In Portrait of Another Kind, Adrus presents the royal crest comprising the unicorn and the lion as having massive, disproportionate and debilitating bearing on his identity. Another of his pieces, The Labelled Story graphically illustrated the constantly changing names and labels that have historically been attached to non-European people in Britain. Each change of label, each newly introduced definition, each manifestation of the vagaries of political correctness – all these things seem to reinforce the precariousness of both individual and collective social and political status. As a sub-text, the painting also laments our inability to decisively name himself. Is he Black? Is he African? Is he Asian? Is he British? Is he Black British? The name-calling, the labelling seems to be inexhaustible. The Labelled Story consistently obliges the viewer to critically assess the credibility of his or her nationality label.

Over time, Adrus turned increasingly to mixed media, or multi-media, ways of working. Thus, the moving image, on screen and projection, became a central part of his gallery work. With ever-more sophisticated ways of presenting his work and ideas came ever more sophisticated ways of reading, and mining, his own history. Typical in this regard was Adrus’s recent work, which took as its starting point the Muslim Burial Ground in Woking, Surrey. The Muslim Burial Ground is a Grade II listed site located in a corner of Woking’s Horsell Common. Enclosed within ornate brick walls, the cemetery has a domed archway entrance reflecting the design of the nearby Shah Jehan Mosque, said to be Britain’s first purpose built mosque, established in 1889.

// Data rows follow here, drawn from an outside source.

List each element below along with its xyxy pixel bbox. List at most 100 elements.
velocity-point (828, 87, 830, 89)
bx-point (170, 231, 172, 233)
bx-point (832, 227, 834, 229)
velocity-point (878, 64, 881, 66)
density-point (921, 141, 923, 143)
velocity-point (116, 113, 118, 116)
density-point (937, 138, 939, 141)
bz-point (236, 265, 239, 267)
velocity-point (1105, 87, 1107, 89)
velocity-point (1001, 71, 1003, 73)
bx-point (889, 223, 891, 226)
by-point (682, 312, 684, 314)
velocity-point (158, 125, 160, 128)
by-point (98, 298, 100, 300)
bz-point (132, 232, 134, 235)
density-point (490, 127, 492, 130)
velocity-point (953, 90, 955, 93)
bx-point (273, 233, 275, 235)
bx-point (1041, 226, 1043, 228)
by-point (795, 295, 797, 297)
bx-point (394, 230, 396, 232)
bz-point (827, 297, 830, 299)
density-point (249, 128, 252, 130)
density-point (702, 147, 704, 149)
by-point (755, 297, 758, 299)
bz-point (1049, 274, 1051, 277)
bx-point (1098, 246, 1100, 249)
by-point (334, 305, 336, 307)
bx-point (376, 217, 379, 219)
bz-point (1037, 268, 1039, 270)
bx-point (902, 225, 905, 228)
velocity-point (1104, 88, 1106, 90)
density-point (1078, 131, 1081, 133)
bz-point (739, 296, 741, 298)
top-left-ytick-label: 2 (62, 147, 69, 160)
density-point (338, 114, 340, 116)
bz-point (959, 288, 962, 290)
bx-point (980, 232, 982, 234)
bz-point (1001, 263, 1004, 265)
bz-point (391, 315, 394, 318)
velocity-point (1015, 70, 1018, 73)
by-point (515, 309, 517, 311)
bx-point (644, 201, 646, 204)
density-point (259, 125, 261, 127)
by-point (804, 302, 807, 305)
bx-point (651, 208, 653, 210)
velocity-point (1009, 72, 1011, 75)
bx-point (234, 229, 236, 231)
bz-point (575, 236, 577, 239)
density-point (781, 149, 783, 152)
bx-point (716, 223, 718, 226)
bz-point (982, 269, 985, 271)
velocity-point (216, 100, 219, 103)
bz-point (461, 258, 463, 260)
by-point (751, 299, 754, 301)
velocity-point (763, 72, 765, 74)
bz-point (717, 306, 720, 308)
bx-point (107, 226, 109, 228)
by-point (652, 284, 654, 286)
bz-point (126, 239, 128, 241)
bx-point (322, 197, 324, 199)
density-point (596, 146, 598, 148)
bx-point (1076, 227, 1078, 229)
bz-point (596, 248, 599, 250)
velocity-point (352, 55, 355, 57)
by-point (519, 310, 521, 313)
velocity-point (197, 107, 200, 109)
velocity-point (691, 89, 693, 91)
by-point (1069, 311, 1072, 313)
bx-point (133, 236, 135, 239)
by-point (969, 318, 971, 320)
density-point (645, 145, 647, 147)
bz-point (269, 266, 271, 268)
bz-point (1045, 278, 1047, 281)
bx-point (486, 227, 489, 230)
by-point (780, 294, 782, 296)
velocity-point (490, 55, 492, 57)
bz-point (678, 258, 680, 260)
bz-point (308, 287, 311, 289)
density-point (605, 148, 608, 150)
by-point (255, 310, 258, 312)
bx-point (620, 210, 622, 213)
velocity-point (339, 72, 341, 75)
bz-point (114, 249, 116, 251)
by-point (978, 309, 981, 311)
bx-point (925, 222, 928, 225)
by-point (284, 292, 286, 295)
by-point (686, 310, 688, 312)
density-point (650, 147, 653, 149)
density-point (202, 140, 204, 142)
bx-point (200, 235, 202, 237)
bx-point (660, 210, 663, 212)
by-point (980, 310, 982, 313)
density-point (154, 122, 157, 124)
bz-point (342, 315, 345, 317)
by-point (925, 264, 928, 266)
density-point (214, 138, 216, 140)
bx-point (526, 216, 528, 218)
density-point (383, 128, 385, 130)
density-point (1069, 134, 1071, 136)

The Muslim Burial Ground was apparently built during the First World War to receive burials of Indian Army soldiers who, having fought and been wounded fighting for the British Empire, died at the dedicated hospital established for them in Brighton Pavilion. During the 1960s, the bodies of the fallen were exhumed and reinterred in the Military Cemetery at Brookwood, about 30 miles from London. According to Adrus, the work exists, in part at least, to highlight “issues about War, Empire, and Islamic Architecture in the South East of England and notions of contemporary landscape in the Home Counties.”

History is (the) key to us availing ourselves of the fullest understandings of this artists’ practice. The work assumes even greater levels of meaning and poignancy when we consider that, as mentioned earlier, Adrus’s “own father had been part of the British Army in Kenya during the Second World War.” Within this work, Adrus creates his own ‘memorial’ not just to the often forgotten and overlooked soldiers of the colonies who gave their lives fighting for the interests of this country, but also a memorial to history itself, and the multiple ways in which history impacts on our contemporary lives.